With 27 percent of viewers likely to cancel subscriptions because of excessive ads, it’s clear that dismissing audience preferences can make or break a relationship. By surveying analytics and determining whether audiences are willing to tolerate five-minute pre-roll ads or thirty-second mid-rolls, service providers can optimize viewing for consumers while ensuring advertisers get the engagement they want.

Data can also alleviate concerns associated with password sharing, once believed to cost the industry a half-billion dollars in lost revenue. Most sharing occurs within families, indicating that households view streaming services as they do traditional cable: one subscription for the whole family. Streaming services can also analyze general demographic trends to predict how users consume content. Doing so enables providers to determine who is accessing content at a given time. Thus, they can apply behavioral insights to and surface relevant content for the viewer, even if multiple people are using one account.

As live streaming grows in importance and prevalence, content providers must have the technology to handle massive spikes in viewer traffic to prevent site crashes and streaming disruptions.


Since its inception nearly four months ago, the IBM Cloud Video Unit helps clients across industries integrate video and use it as a strategic source of data and insight. Streaming video has undoubtedly changed how viewers consume content. Advanced data can help service providers better understand viewing habits and plan for peak demand.
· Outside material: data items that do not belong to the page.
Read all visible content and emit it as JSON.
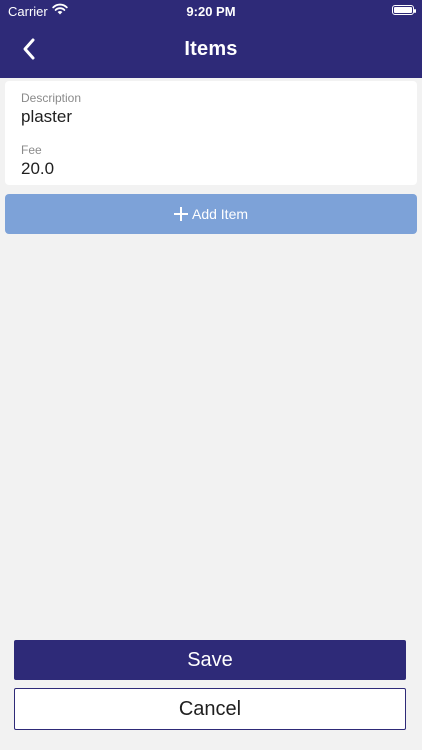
{
  "status_bar": {
    "carrier": "Carrier",
    "time": "9:20 PM"
  },
  "header": {
    "title": "Items"
  },
  "item": {
    "description_label": "Description",
    "description_value": "plaster",
    "fee_label": "Fee",
    "fee_value": "20.0"
  },
  "add_item_label": "Add Item",
  "footer": {
    "save_label": "Save",
    "cancel_label": "Cancel"
  },
  "colors": {
    "primary": "#2e2a78",
    "add_button": "#7da2d8",
    "background": "#f2f2f2"
  },
  "icons": {
    "back": "chevron-left-icon",
    "add": "plus-icon",
    "wifi": "wifi-icon",
    "battery": "battery-icon"
  }
}
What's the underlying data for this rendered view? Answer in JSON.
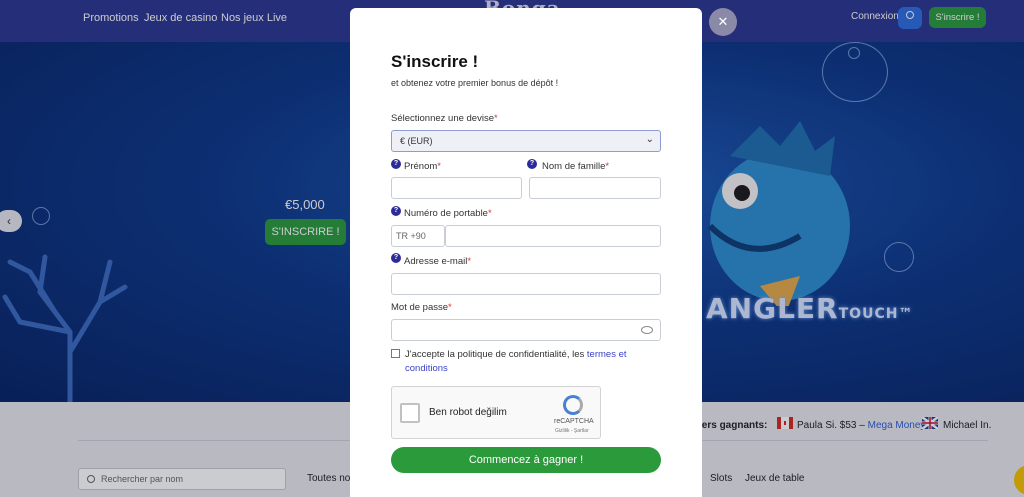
{
  "nav": {
    "links": [
      "Promotions",
      "Jeux de casino",
      "Nos jeux Live"
    ],
    "logo": "Bonga",
    "login": "Connexion",
    "signup": "S'inscrire !"
  },
  "hero": {
    "amount": "€5,000",
    "cta": "S'INSCRIRE !",
    "slot_logo": "ANGLER",
    "slot_logo_suffix": "TOUCH™"
  },
  "lower": {
    "winners_label": "rniers gagnants:",
    "winner1_name": "Paula Si. $53 – ",
    "winner1_game": "Mega Money",
    "winner2_name": "Michael In.",
    "search_placeholder": "Rechercher par nom",
    "categories": [
      "Toutes nos",
      "Slots",
      "Jeux de table"
    ]
  },
  "modal": {
    "close": "✕",
    "title": "S'inscrire !",
    "subtitle": "et obtenez votre premier bonus de dépôt !",
    "currency_label": "Sélectionnez une devise",
    "currency_value": "€ (EUR)",
    "first_name_label": "Prénom",
    "last_name_label": "Nom de famille",
    "phone_label": "Numéro de portable",
    "phone_prefix": "TR +90",
    "email_label": "Adresse e-mail",
    "password_label": "Mot de passe",
    "required_mark": "*",
    "info_glyph": "?",
    "consent_text": "J'accepte la politique de confidentialité, les ",
    "consent_link": "termes et conditions",
    "captcha_text": "Ben robot değilim",
    "captcha_brand": "reCAPTCHA",
    "captcha_terms": "Gizlilik - Şartlar",
    "submit": "Commencez à gagner !"
  },
  "colors": {
    "nav_bg": "#2a3690",
    "accent_green": "#2a9a3a",
    "link_blue": "#3a43c8"
  }
}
After all, for 17 percent of viewers, issues including buffering and delayed starts are cause for cancellation.

As the market expands and streaming video becomes increasingly popular worldwide, it’s imperative that service providers consistently optimize and enhance the viewing experience to retain and attract customers.

The findings from IBM Cloud Video Unit’s survey are clear: deep insights into consumer data through cognitive capabilities and advanced analytics will be a linchpin for service providers to thrive in the market and differentiate themselves in a sea of competition.